Appending Faster Than Append

So we need a list building loop that doesn’t waste time or memory space. Turns out one of the more popular ways to do this in Lisp is to actually build your list backwards and then reverse it. This takes advantage of the fact that adding something to the front of Lisp list is both fast and simple.

Interesting trivia: We actually already did this in our current byte-to-8-bit-list function.

Now let’s rewrite our file-to-compressed-bitlist to use the same technique.

Basically in our new version when we compress a byte we won’t append the compressed bit pattern directly to our output. Instead we will load the compressed bits into a temporary variable and then push them one by one onto the front of our bit list.

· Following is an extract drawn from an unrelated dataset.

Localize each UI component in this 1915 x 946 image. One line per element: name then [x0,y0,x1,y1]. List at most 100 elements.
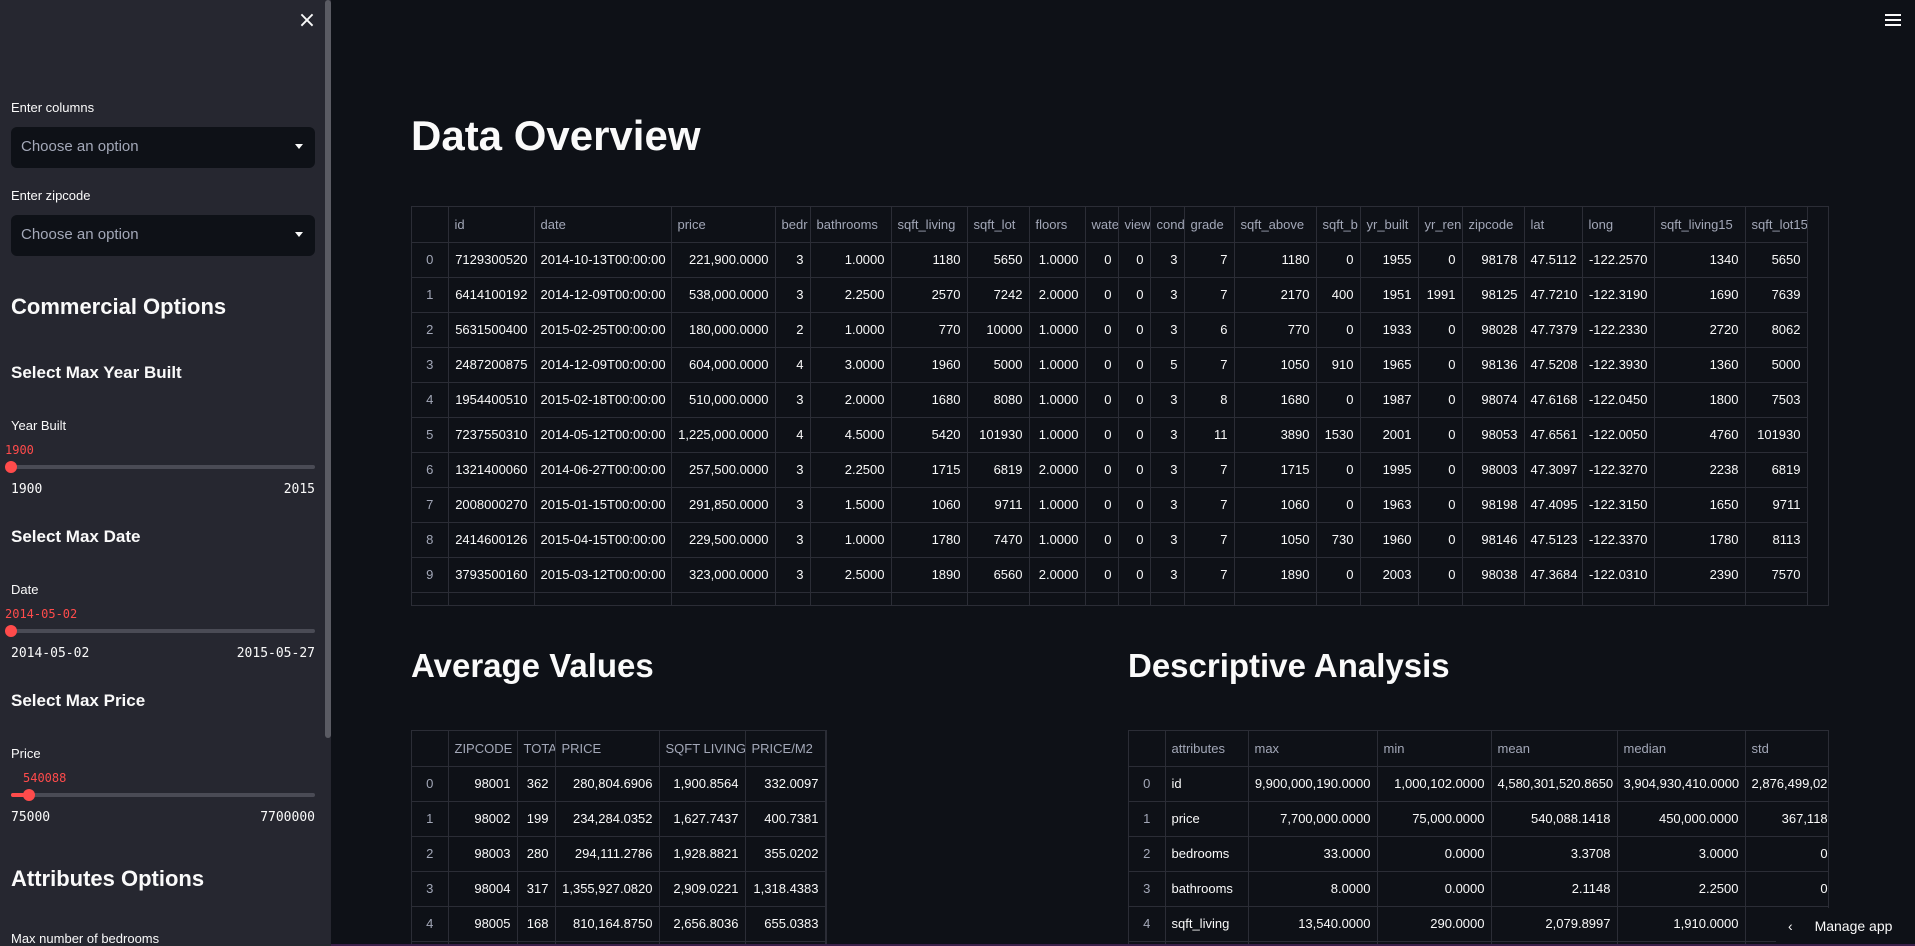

After all the bytes are read we’ll then load our termination sequence into a variable and push that one bit at time too. This will give us a complete mirror image of the bit list we actually want, so we finish off with a call to nreverse which reverses the list. The “n” indicates this is a “unsafe” function that works very fast but will destroy the original data. Since we won’t ever need that backwards list that’s fine.

(defun file-to-compressed-bitlist (filename)
    (let ((bit-list '())
            (in (open filename :element-type '(unsigned-byte 8))))
        (when in
            (loop for testbyte = (read-byte in nil)
                while testbyte do (let ((compressed-bits (compress-byte testbyte)))
                                                    (loop for i in compressed-bits do (push i bit-list))))
        (close in))
        (let ((termination-symbol '(1 0 0 0 0 0 0 0 0)))
            (loop for i in termination-symbol do (push i bit-list)))
        (nreverse bit-lists)))

Interestingly enough this function is actually fairly functional since it avoids global variables. The only data it changes or destroys is private data so as far as the rest of the world is concerned nothing important has been changed.

Now that we’ve tuned up on of our major functions let’s give things another whirl and see what happens:

[41]> (time (white-rabbit-compress-file “chapter1.txt” “bettertimedoutput”))

Real time: 120.46666 sec.

Run time: 120.376 sec.

Space: 4636093800 Bytes

GC: 2925, GC time: 47.0 sec.

T

Not bad. Twice as fast, used up only half as much memory and not nearly as hard on the garbage collector. But even after that sort of major improvement it’s still pretty slow and memory hungry so our works not done quite yet. We’ll see what remaining inefficiencies we can trim out next time.

 

 

* Reminder: I’m not particularly good at Lisp. I just like the language.

** Yes, yes, I know. A kilobyte is actually 1024 bytes not an even 1000 but multiplying by powers of ten in your head is so much easier than powers of two and is close enough for general discussion.